Tip: If you don't own a mixing glass, you can use a shaker tin instead. It's a little harder to move ice and ingredients with this, but it will do the trick.

How long should you stir a drink?

The exact time of how long to stir a drink will ultimately depend on the drink's recipe. Lighter drinks need less time, stronger cocktails often benefit from an extended stirring time.

In most cases, to properly chill, dilute, and mix a cocktail, you should stir it for between 30 and 45 seconds. Depending on the recipe (e.g., Martini), ice quality, and tools, the duration can also be closer to 60 seconds.

As a general rule of thumb, the better the ice quality, the longer you can stir. The reason for this is that quality ice will melt slower, thus, causing less dilution. 

The relative equilibrium (maximum point of chilling a stirred drink) is reached at around 2 minutes. However, mixing a drink that long will end in a very watery and diluted cocktail.

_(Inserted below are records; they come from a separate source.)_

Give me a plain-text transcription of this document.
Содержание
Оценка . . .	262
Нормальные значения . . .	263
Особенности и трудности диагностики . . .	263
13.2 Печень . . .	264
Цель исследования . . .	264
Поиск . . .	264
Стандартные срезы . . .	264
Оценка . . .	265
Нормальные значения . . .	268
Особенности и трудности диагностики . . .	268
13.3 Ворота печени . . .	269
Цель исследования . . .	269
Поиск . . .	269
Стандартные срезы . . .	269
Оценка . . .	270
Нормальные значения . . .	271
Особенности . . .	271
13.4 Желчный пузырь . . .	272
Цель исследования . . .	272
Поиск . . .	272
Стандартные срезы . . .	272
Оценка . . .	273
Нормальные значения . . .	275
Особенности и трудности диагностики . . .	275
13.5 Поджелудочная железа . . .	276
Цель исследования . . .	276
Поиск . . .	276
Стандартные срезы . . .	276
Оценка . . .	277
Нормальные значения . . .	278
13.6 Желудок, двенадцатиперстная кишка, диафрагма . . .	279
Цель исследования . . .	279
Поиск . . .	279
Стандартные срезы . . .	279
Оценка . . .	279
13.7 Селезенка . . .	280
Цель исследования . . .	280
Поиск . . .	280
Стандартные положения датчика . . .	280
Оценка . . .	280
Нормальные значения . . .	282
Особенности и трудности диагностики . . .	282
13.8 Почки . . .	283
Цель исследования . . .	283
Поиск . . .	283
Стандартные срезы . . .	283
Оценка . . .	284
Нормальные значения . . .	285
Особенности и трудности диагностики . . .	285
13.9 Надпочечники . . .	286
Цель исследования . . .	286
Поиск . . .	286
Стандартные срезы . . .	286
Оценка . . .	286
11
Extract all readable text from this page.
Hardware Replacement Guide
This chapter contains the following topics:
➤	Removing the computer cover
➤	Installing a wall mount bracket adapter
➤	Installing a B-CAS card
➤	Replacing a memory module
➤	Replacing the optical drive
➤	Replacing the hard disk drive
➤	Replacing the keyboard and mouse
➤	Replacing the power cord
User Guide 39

Pro tips and tricks for stirring cocktails

  • Chill the mixing glass: Putting the mixing glass in the freezer before stirring a cocktail can help to chill a cocktail faster. This way, the drink won't dilute as quickly while getting ice cold. -Put it in the freezer for 15 to 30 minutes before preparing the drink.
  • Consistent movement: A consistent and smooth stirring technique helps to get the best results. Therefore it's strongly recommended to use your dominant hand and perfect your technique by practicing the push and pull movements.
  • Don't hold the glass: Ideally, you don't hold the glass at all. If you move the spoon around the glass smoothly and gently, there's no need to. Yet, if holding it makes you feel more secure, do so at the base to not warm the mixing glass.
  • Use fresh ice: When serving a stirred cocktail on the rocks, use fresh ice. That will melt slower as the cubes from the mixing glass.


Dilution plays a crucial role when shaking and stirring cocktails. Too much and your drink tastes watery. Not enough dilution can make a cocktail taste harsh.

A 3 oz drink like a Negroni will ultimately contain around 4.2 oz in the glass. So, stirring brings another 40% more liquid and makes the final drink less alcoholic.

Shaking will dilute a drink more and much faster. A shaken Negroni (never do that, please) would contain 4.7 in the glass, so 1.7 oz instead of 1.2 oz of dilution.

Choosing the right ice

Choosing clear and quality ice is always vital when mixing drinks. No matter if it's the cubes, spheres, or Collins spears in the glass or the ice that goes into your shakers and mixing glasses.

  • Choose large pieces of ice: Larger ice cubes will melt slower than smaller ones. Never use pebbled or crushed ice when stirring a cocktail because it will dilute your drink too quickly.
  • Prefer clear ice: Clear ice has higher quality than cloudy ice cubes. Hence, it melts much slower, reducing the total dilution in your drinks.

If you read "wet ice" or "dry ice" in recipe notes, this typically refers to ice directly out of the freezer (dry) or having sat outside for a while (wet).